Após algumas leituras, comecei a trocar marchas entre 2.300rpm e 2.800rpm, ação que resultou em uma melhoria de quase 1km/l na cidade, com médias entre 9.8km/l e 10.3 km/l, em outras palavras: economia de até 50 reais por tanque. Vale ressaltar novamente alguns pontos importantes: não sou a pessoa mais disciplinada que existe, em alguns momentos eu abuso do giro do motor.

Uma outra coisa, tais índices de rotação só são possíveis quando se está em uma via plana e com fluxo de tráfego constante, sem o famoso “acelera e para” dos constantes sinaleiros não-sincronizados ou trânsito caótico. Em alguns momentos (e.g. subidas, retomadas) é necessário “encher” mais o motor, mas nada que vá comprometer muito os números finais de consumo do carro. Está ai uma das vantagens gritantes entre um câmbio manual e um automático convencional, escolher o padrão de direção. É possível no AT ? Sim, mas é comprovadamente menos eficiente e mais trabalhoso.

Há de se deixar claro que não estou desmerecendo o Civic ou endeusando o Ford Focus, nada disso, são apenas dois exemplos recentes que posso utilizar sem medo algum de estar falando besteira. Alguns carros contribuem para que certas economias sejam feitas, outros isso já fica um pouco mais complicado, mas acima de tudo é a conduta do motorista que vai permitir ou não que o verdadeiro potencial de eficiência do carro seja atingido.

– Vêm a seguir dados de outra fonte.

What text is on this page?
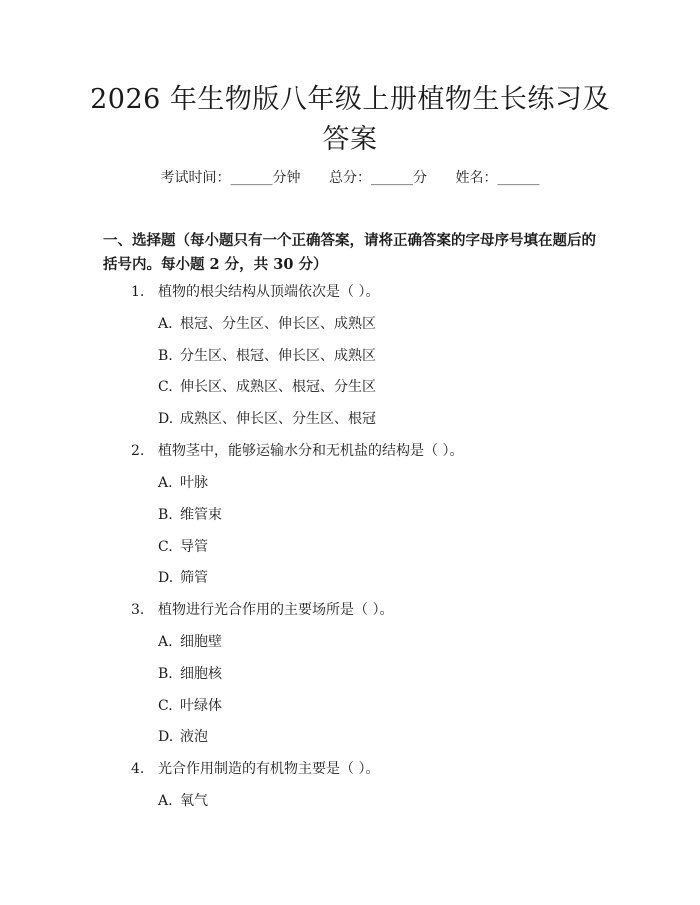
2026 年生物版八年级上册植物生长练习及答案
考试时间：______分钟 总分：______分 姓名：______

一、选择题（每小题只有一个正确答案，请将正确答案的字母序号填在题后的括号内。每小题 2 分，共 30 分）

1. 植物的根尖结构从顶端依次是（ ）。
A. 根冠、分生区、伸长区、成熟区
B. 分生区、根冠、伸长区、成熟区
C. 伸长区、成熟区、根冠、分生区
D. 成熟区、伸长区、分生区、根冠
2. 植物茎中，能够运输水分和无机盐的结构是（ ）。
A. 叶脉
B. 维管束
C. 导管
D. 筛管
3. 植物进行光合作用的主要场所是（ ）。
A. 细胞壁
B. 细胞核
C. 叶绿体
D. 液泡
4. 光合作用制造的有机物主要是（ ）。
A. 氧气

Trabalhar as marchas é preciso, ter o “pé leve” também é preciso, conhecer o carro é ainda mais preciso. Caso conheça as origens da frase “Navegar é preciso” dos portugueses, esse trecho acima fará mais sentido ainda. Não resta dúvidas de que estou sendo insuportavelmente “avô” nesse texto que sinto já estar enjoativo com todo esse assunto de economia de combustível e “dicas de direção”, algo que reprovo totalmente, mas creio que hoje em dia o preço da gasolina anda tão alto e esse “hobbie” de dirigir um carro está se tornando tão caro que algumas medidas amenizadoras tem que ser tomadas.

Não conheço ninguém que tenha dinheiro sobrando a ponto de gastar 500 reais de gasolina por mês a puro gosto e prazer, mas para as pessoas que dirigem diariamente para trabalho/faculdade e durante esse período precisam diminuir gastos, economizar gasolina é algo tão fácil que se torna até prazeroso algumas horas, bater recordes não é só dentro das pistas de corrida e saber dirigir não é somente ver quem tem coragem de ficar com o pé fundo no acelerador por mais tempo.

Saber dirigir, na minha opinião, é saber dominar a máquina seja em qual for a situação. Eu desejaria e muito que um dia eu tivesse condições de ter um carro “gastador” e utilizá-lo de forma indiscriminada sem me preocupar com “direção eficiente” no dia-a-dia, mas por enquanto, com orçamento limitado, há de se criar um bom senso entre prazer e economia de dinheiro. Dá pra se divertir com o carro e na rotina da semana salvar gasolina ? Obviamente, basta saber dirigir.